Thank you, Madam Speaker. When I moved from the eastern Arctic to the west 20 years ago, I looked forward to being able to have a vehicle to drive on a highway. I thought that would be something nice to do. But I soon realized what a nightmare it could be, because more people who tried using the highway south in those days were very often pulled through large tracks of that highway by tractors because of the amount of work that was going on, on a road that was built really for the mining industry.
When I ran in 1987, Madam Speaker, I had a list of things that I thought were important for us to achieve, and I used the word "accountability." In the T in accountability, I had put truckers and a paved road to Yellowknife. That was a plank, if you like, in the platform.

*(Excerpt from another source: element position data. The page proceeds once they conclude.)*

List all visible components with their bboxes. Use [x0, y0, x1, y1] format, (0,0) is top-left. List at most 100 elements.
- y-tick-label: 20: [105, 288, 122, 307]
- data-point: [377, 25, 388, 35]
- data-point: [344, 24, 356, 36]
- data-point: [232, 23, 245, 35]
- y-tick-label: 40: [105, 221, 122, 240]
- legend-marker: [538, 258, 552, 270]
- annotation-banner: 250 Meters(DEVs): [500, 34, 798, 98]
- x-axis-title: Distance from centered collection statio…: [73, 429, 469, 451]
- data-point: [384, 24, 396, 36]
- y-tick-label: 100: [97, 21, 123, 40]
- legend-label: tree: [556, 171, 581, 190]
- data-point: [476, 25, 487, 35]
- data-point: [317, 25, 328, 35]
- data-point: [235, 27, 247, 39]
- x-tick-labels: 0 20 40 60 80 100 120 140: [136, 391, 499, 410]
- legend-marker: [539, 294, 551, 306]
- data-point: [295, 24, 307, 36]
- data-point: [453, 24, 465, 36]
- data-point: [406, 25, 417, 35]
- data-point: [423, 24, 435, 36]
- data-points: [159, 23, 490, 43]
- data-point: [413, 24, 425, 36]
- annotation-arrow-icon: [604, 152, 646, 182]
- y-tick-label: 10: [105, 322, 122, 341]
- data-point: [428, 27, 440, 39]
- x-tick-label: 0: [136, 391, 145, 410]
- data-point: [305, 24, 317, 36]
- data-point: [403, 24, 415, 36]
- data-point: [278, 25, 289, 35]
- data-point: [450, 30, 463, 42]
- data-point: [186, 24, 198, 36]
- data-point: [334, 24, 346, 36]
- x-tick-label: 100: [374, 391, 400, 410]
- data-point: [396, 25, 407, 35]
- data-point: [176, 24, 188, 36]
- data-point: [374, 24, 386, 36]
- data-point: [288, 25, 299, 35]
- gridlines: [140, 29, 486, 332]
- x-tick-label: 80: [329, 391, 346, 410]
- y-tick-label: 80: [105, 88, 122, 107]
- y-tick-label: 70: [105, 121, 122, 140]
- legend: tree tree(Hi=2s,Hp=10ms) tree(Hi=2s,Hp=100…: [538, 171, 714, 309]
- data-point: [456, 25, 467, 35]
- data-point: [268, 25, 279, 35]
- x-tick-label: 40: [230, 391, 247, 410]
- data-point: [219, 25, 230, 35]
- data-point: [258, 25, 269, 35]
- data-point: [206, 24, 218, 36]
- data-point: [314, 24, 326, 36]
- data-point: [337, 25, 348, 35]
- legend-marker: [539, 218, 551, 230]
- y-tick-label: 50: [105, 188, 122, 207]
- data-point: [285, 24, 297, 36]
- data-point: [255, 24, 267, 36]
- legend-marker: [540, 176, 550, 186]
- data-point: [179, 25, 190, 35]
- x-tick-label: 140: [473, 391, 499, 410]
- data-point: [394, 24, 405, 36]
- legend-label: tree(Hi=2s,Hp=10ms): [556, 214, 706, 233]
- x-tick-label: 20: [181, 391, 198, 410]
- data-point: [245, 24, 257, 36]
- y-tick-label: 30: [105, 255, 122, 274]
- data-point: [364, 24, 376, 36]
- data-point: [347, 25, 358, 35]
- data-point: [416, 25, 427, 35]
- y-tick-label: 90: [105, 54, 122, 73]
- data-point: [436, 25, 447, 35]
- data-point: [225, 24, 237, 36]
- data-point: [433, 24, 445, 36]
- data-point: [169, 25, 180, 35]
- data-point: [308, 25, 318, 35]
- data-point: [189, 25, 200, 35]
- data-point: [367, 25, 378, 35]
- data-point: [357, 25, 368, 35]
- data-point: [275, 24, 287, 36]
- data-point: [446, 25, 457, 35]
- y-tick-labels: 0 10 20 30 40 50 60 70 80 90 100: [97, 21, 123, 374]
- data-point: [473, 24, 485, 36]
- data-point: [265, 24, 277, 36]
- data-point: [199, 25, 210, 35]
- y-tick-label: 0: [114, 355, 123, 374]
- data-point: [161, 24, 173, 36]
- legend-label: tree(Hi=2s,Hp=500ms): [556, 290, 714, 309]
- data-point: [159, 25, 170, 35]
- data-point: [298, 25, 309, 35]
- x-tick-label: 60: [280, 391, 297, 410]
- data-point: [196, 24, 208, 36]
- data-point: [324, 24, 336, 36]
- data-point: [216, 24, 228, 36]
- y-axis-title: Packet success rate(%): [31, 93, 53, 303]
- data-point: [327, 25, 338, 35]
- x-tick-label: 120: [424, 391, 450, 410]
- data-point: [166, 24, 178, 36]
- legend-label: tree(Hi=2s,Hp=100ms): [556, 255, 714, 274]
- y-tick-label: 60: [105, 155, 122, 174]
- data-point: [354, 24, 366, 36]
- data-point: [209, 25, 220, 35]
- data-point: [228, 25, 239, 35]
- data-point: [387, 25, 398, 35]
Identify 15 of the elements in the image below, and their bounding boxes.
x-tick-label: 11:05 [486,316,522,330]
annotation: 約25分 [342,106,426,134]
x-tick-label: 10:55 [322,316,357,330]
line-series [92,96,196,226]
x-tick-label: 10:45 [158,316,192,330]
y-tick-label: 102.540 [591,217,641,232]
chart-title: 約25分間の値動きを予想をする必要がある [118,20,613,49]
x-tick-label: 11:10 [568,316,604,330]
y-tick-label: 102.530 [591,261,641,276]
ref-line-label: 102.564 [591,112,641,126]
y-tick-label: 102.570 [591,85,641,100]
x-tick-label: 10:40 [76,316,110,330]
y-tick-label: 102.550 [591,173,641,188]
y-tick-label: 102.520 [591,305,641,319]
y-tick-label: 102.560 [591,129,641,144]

I would like to congratulate the current Minister of Transportation and previous ones who have committed themselves to that vision of a road which, in fact, would link up a road to all kinds of places and people throughout the Northwest Territories, eventually. I'm happy to report that this road now is no longer the subject of complaint that it used to be. I used to meet dozens and dozens of people every summer who had nothing very good to say about their trip north because of the terrible experiences they had had along the road. But now things have changed, and people can see that that was an investment that really was a worthwhile one because people now talk about coming back and inviting their friends to come back. Having a road that makes so many places in the north more accessible to families who can't afford to fly and so on, is a boon to all the people in the Northwest Territories, not only to those people who live along the highway. Thank you, Madam Speaker.